Há uma grande distância entre esses pequenos protestos e o aparecimento de tensões comerciais internacionais, nacionalismos exacerbados e a guerra, como nos anos 30. Para a minha geração, parece impensável que possamos voltar a uma época de conflito armado entre grandes potências mundiais.

Mas as gerações anteriores se sentiam do mesmo jeito. Em 1911, enquanto se dirigia ao fim de um longo período de paz e prosperidade, um eminente historiador, G.P. Gooch, escreveu: "Podemos olhar adiante confiantes de que a era de guerra entre nações civilizadas será considerada tão antiquada quanto a era dos duelos".

Alguns cientistas políticos contemporâneos têm visão parecida. John Mueller, um acadêmico americano, concluiu alguns anos atrás: "Dentro de poucos anos não deve haver guerra nenhuma, em nenhuma parte do mundo".

Com as bombas caindo sobre Gaza enquanto escrevo, essa conclusão parece um pouco prematura.
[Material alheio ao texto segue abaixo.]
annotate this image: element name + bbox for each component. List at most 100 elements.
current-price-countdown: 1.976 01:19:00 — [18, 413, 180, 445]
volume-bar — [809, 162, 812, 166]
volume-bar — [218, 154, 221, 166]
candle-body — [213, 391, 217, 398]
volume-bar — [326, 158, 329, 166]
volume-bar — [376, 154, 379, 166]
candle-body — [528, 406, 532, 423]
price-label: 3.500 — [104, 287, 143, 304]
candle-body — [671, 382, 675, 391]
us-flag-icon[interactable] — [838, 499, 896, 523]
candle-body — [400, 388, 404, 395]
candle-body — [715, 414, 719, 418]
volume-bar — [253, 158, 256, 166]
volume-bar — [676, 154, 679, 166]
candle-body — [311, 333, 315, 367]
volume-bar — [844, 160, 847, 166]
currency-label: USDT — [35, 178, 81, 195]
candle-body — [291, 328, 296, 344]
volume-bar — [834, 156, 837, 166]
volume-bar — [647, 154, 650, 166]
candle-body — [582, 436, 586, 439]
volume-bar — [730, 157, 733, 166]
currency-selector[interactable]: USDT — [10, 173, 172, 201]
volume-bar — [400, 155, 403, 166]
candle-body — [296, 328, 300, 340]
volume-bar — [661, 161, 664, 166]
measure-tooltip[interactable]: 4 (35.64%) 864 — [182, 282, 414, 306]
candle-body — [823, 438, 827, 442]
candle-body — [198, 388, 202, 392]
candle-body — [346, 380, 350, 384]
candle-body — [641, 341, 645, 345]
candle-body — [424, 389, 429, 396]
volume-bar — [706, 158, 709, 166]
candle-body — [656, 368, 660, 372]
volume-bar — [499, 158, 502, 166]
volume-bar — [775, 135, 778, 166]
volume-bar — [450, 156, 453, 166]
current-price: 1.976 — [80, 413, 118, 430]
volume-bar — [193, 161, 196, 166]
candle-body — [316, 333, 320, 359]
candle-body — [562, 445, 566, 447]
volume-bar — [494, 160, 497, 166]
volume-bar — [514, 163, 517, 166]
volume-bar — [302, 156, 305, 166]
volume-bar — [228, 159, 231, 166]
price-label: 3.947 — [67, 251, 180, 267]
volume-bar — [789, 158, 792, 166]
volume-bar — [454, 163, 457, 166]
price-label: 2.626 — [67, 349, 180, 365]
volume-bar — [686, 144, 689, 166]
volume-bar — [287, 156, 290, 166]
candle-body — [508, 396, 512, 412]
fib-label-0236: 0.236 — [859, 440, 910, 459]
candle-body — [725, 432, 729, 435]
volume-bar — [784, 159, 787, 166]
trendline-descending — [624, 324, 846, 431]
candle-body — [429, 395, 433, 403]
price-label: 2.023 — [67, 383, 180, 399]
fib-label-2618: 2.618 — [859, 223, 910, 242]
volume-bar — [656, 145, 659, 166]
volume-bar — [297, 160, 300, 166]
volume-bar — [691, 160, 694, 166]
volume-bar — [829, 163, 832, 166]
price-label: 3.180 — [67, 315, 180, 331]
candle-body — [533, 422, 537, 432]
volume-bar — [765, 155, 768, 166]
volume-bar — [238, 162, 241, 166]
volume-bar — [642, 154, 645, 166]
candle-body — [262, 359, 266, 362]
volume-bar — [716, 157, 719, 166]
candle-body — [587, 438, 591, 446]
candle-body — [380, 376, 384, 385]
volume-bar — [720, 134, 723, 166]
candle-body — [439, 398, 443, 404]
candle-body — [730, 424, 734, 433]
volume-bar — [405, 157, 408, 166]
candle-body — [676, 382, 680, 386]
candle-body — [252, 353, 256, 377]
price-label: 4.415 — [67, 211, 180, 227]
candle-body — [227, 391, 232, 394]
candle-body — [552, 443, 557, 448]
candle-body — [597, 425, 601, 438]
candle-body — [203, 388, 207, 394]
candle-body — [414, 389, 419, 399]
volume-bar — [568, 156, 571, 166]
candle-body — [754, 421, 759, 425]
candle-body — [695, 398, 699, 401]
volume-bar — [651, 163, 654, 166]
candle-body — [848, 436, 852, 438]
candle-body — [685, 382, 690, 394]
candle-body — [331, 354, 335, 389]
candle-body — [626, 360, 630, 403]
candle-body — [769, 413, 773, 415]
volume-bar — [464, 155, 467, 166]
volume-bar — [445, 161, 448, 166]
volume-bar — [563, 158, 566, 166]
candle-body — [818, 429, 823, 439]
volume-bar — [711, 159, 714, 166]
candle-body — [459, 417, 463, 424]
Mas o otimismo contemporâneo em relação ao desaparecimento das guerras entre grandes potências mundiais pode ser mais sensível do que acabou se mostrando nos anos que precederam a Primeira Guerra Mundial. Já faz 60 anos desde que americanos e chineses se enfrentaram na Coréia.

O terrorismo não entrava na conta antes de 1914, mas também não havia um longo período de integração econômica e de aumento da riqueza.

Longos períodos de paz e prosperidade nem sempre são interessantes. Em meio a todo pessimismo econômico, acho que não sou o único a sentir esse calafrio, essa excitação de que talvez estejamos entrando em tempos incertos, históricos e interessantes.

Como disse Philip Larkin, um poeta britânico pessimista: "A vida primeiro é enfado. Depois é medo". Já tivemos o enfado. Agora é hora do medo.